You can install as many java versions as you need (I have everything from 1.4 to 1.8 and multiple versions of each major version all on same machine). And they all live side by side. You use which ever one you need.
I agree, but what can I do. If you want larger client platforms coverage this "worse" becomes actually better.
I don't like WEB stack also, but HTML is the best x-platform GUI technology right now. Evey system has a web browser, but not everyone runs JVM, .NET or similar (or runs none of these - Android, BB, iPhone...).
No. Because making anything complex that works on many platforms is very hard work. Take a look at WhatsApp (recently bought by Apple for $19 billion).

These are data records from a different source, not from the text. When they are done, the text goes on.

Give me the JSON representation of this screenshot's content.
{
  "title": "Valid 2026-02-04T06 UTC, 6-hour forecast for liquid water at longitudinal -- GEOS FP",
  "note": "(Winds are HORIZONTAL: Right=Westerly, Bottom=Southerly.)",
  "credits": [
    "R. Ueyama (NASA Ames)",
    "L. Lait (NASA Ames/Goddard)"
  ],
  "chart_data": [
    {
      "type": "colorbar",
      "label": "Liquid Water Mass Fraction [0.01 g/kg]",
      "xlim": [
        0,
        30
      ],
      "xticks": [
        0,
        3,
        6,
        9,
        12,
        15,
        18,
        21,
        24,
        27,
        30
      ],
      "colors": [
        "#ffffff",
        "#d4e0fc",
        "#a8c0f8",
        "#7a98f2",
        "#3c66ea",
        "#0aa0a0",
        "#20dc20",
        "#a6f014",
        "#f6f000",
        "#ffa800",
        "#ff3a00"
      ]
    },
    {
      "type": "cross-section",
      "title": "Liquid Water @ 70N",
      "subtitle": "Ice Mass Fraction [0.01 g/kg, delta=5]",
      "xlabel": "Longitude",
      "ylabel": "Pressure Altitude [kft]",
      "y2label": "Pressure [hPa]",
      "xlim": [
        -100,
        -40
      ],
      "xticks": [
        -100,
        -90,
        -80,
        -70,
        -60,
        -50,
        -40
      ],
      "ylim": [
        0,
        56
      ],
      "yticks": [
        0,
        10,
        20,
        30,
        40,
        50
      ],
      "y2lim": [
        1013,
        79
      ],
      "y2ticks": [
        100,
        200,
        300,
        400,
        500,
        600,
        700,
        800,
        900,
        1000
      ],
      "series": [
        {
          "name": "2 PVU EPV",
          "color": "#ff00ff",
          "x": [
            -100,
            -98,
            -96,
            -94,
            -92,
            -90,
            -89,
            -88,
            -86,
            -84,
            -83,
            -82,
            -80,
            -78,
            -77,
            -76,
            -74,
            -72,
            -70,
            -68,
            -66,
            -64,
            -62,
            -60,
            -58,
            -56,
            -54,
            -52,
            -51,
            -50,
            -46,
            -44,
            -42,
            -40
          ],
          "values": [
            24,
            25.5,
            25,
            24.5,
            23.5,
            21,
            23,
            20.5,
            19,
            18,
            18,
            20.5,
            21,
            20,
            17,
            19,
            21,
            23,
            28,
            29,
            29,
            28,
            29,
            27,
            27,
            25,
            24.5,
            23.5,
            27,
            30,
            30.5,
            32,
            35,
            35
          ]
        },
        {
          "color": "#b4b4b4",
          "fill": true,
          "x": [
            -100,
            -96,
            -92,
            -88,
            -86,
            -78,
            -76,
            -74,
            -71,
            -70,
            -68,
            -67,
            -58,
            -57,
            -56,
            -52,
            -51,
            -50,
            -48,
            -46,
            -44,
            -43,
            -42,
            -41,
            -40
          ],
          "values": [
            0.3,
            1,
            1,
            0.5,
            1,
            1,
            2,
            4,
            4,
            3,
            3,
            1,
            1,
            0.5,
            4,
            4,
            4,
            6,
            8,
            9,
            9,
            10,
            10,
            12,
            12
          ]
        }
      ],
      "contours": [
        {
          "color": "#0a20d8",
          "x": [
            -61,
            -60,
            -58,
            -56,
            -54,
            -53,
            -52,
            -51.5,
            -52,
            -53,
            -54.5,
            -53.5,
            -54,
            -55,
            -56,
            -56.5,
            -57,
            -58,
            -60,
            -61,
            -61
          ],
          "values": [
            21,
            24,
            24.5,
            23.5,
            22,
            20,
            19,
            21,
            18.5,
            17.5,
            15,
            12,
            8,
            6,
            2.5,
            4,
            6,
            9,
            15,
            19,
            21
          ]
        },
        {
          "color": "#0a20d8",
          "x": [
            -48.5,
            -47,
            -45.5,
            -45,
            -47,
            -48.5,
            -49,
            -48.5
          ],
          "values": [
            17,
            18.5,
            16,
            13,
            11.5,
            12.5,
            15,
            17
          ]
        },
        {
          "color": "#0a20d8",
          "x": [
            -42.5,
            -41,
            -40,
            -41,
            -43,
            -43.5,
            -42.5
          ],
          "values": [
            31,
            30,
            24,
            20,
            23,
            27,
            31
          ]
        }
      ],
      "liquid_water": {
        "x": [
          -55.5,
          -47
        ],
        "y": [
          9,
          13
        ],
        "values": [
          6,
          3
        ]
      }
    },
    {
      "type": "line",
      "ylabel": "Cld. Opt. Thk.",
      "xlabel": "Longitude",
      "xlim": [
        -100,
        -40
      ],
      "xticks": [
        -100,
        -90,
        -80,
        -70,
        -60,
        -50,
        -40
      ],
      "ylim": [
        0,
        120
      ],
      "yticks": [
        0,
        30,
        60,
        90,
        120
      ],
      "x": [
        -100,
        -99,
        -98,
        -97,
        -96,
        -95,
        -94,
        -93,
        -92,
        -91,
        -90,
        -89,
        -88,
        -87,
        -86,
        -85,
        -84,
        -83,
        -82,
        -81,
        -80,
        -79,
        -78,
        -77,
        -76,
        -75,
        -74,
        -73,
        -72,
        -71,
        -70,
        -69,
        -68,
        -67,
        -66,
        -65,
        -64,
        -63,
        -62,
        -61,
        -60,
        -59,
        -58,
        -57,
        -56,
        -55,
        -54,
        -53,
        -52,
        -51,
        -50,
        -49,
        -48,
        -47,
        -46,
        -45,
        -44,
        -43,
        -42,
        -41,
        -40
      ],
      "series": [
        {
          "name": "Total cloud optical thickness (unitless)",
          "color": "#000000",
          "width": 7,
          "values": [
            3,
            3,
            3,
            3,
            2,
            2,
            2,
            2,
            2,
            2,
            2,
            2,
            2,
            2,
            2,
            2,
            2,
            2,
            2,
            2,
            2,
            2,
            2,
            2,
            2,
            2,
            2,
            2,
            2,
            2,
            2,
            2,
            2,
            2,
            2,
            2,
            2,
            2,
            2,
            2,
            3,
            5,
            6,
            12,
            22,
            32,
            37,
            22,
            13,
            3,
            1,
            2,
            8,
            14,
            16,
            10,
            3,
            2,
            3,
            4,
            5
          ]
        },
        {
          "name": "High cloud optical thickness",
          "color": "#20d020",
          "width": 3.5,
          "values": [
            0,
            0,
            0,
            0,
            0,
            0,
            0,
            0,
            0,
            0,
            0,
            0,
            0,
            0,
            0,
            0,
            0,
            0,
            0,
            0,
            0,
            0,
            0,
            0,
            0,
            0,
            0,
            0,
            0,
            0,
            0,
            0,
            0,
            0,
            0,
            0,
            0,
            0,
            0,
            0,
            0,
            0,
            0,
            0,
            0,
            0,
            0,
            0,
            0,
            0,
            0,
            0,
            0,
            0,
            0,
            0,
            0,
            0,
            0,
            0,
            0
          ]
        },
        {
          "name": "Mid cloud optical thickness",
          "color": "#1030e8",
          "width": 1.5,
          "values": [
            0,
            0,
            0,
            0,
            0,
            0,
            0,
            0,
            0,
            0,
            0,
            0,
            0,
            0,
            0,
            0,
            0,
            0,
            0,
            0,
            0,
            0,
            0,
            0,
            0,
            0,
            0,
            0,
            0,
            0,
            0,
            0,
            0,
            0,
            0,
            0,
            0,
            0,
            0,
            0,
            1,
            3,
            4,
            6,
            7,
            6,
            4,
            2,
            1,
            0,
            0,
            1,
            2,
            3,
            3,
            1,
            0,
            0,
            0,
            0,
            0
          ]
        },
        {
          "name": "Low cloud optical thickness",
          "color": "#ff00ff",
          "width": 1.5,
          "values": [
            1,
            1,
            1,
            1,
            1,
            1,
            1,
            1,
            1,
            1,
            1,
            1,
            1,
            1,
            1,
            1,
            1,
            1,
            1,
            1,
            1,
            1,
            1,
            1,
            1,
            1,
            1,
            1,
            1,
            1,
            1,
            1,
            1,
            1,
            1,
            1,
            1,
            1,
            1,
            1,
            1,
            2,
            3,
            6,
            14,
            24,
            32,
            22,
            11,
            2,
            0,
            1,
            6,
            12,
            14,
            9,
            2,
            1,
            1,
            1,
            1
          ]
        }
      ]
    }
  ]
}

But the quote specifically calls out desktop UIs. HTML&JS might be standard for UIs, but what about specifically desktop UIs? Not everyone has the option of putting their UI on the web.
I look forward to a future where C# is more ubiquitous, because, as the post states, this will largely come at the expense of Java, which has always felt like C# Only Not Quite So Good. Cross-platform these days means a lot of mobile work, and if we can write our server backends, iOS Apps and Android apps in one language that's a big win.